Les performances de Cédric sont au rendez-vous mais il a le sentiment que son travail n’est pas reconnu à sa juste valeur. Il commence à lire les messages des recruteurs qu’il ignorait jusqu’ici sur Linkedin.
Cédric n’est pas le premier à se désengager à cause du manque de reconnaissance : 44% des travailleurs ont déjà démissionné pour cette raison. Pourquoi une telle appréhension du leadership pour les félicitations ?
« Dans l’esprit de certains managers, célébrer le succès peut apparaître comme forcé ou artificiel. Ils évitent donc cette pratique qui les met mal à l’aise ou qui risquerait d’entacher la confiance bâtie avec la personne qu’ils managent » constate Sylvie Chauvin, psychologue du travail et ancienne DRH.
Si la reconnaissance n’est pas sincère, elle peut en effet être associée par les collaborateurs à de l’hypocrisie ou de la manipulation pour obtenir plus d’efforts. À l’inverse, en exprimant de la reconnaissance avec des marques de considération et du feedback positif de façon régulière, un manager pourra développer une authenticité qui lui sera bénéfique, tant pour l’assise de sa posture que pour la performance de ses équipes.
« Il faut aussi prendre en compte le poids de la transmission. Si l’on a grandi dans un environnement familial, sportif ou scolaire — parfois les trois à la fois — où nos excellents résultats n’ont jamais reçu de compliments de la part de personnes regardées comme des modèles, il y a de grands risques que l’on reproduise cette indifférence à l’égard du succès en tant que manager » explique Sylvie Chauvin.
Ce résonances anciennes peuvent développer une vision de la réussite qui s’auto-alimente : « atteindre la performance sera une récompense suffisante pour continuer à la viser perpétuellement, comme si elle fonctionnait en circuit fermé » complète la psychologue. Faire un feedback positif sera alors considéré comme un acte qui n’est pas utile et qui prend du temps dans un agenda où chaque action doit compter.
Pour déconstruire ces croyances limitantes chez certains managers, le leadership et les équipes RH ont tout intérêt à développer une culture de la reconnaissance qui se voit et qui se vit dans l’entreprise, avec des moments de célébrations collectives et du feedback positif exprimé régulièrement aux équipes de la part du top management mais aussi des salariés entre eux.
Enfin, il y a l’idée encore répandue que la reconnaissance serait source d’inertie.
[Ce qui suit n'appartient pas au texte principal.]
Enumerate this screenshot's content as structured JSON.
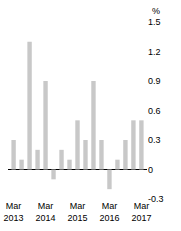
{
  "chart_data": {
    "type": "bar",
    "ylabel": "%",
    "categories": [
      "Mar 2013",
      null,
      null,
      null,
      "Mar 2014",
      null,
      null,
      null,
      "Mar 2015",
      null,
      null,
      null,
      "Mar 2016",
      null,
      null,
      null,
      "Mar 2017"
    ],
    "values": [
      0.3,
      0.1,
      1.3,
      0.2,
      0.9,
      -0.1,
      0.2,
      0.1,
      0.5,
      0.3,
      0.9,
      0.3,
      -0.2,
      0.1,
      0.3,
      0.5,
      0.5
    ],
    "color": "#c8c8c8",
    "ylim": [
      -0.3,
      1.5
    ],
    "yticks": [
      -0.3,
      0,
      0.3,
      0.6,
      0.9,
      1.2,
      1.5
    ],
    "grid": false
  }
}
Pour éviter que leurs collaborateurs ne finissent par se reposer sur leurs lauriers au détriment de leurs objectifs, les managers et les dirigeants se focaliseront sur les axes d’amélioration et les nouveaux objectifs à atteindre. C’est ce que fait Anne-Lise lorsqu’elle bascule en peu de temps de la réussite de Cédric vers les efforts à fournir pour les prochains appels d’offre.
Ce dont la manager de Cédric ne semble pas avoir conscience, c’est que la reconnaissance joue un grand rôle dans la productivité et l’énergie des équipes, et ce n’est pas son seul bénéfice.
La recherche en psychologie sociale et les sciences du management ont largement étudié la relation entre reconnaissance et motivation, en prenant racine dans le travail d’Edward Deci et Richard Ryan. Dans leur théorie de l’auto-détermination établie dans les années 1970, les deux chercheurs ont montré que la reconnaissance contribuait largement à satisfaire chacun des trois besoins psychologiques fondamentaux des individus :
Ces trois besoins vont à leur tour influencer positivement la motivation intrinsèque, autrement dit celle qui nous pousse à agir pour le plaisir recherché et non pas pour la récompense escomptée.
« La reconnaissance est un super-aliment pour la performance au travail. Non seulement elle nourrit les facteurs de motivation intrinsèque mais — étant elle-même une forme de récompense — elle déclenche aussi la motivation extrinsèque. Son impact est total » résume Sylvie Chauvin.
Cet impact se mesure aussi sur le bien-être au travail.
L’entreprise est régie par un principe de réciprocité selon le sociologue Johannes Siegrist. En échange des efforts accomplis, le salarié reçoit une récompense sous plusieurs formes :
Quand ce principe de réciprocité est fragilisé, la santé mentale des collaborateurs est la première affectée. Ainsi dans son modèle ERI (effort-reward imbalance) défini dans les années 1980, le chercheur a montré que plus le déséquilibre efforts-récompense était important, plus les risques de sur-investissement, de stress chronique et d’épuisement s’accentuaient.
Deux décennies plus tard, en 2003, l’universitaire Jean-Pierre Brun et ses collègues ont évalué les effets de la reconnaissance sur l’état psychique de 3 200 employés au Québec. Ceux qui avaient reçu un niveau élevé de reconnaissance de la part de leur responsables avaient vécu moins de détresse psychologique (33%) que ceux qui en recevaient peu (67%).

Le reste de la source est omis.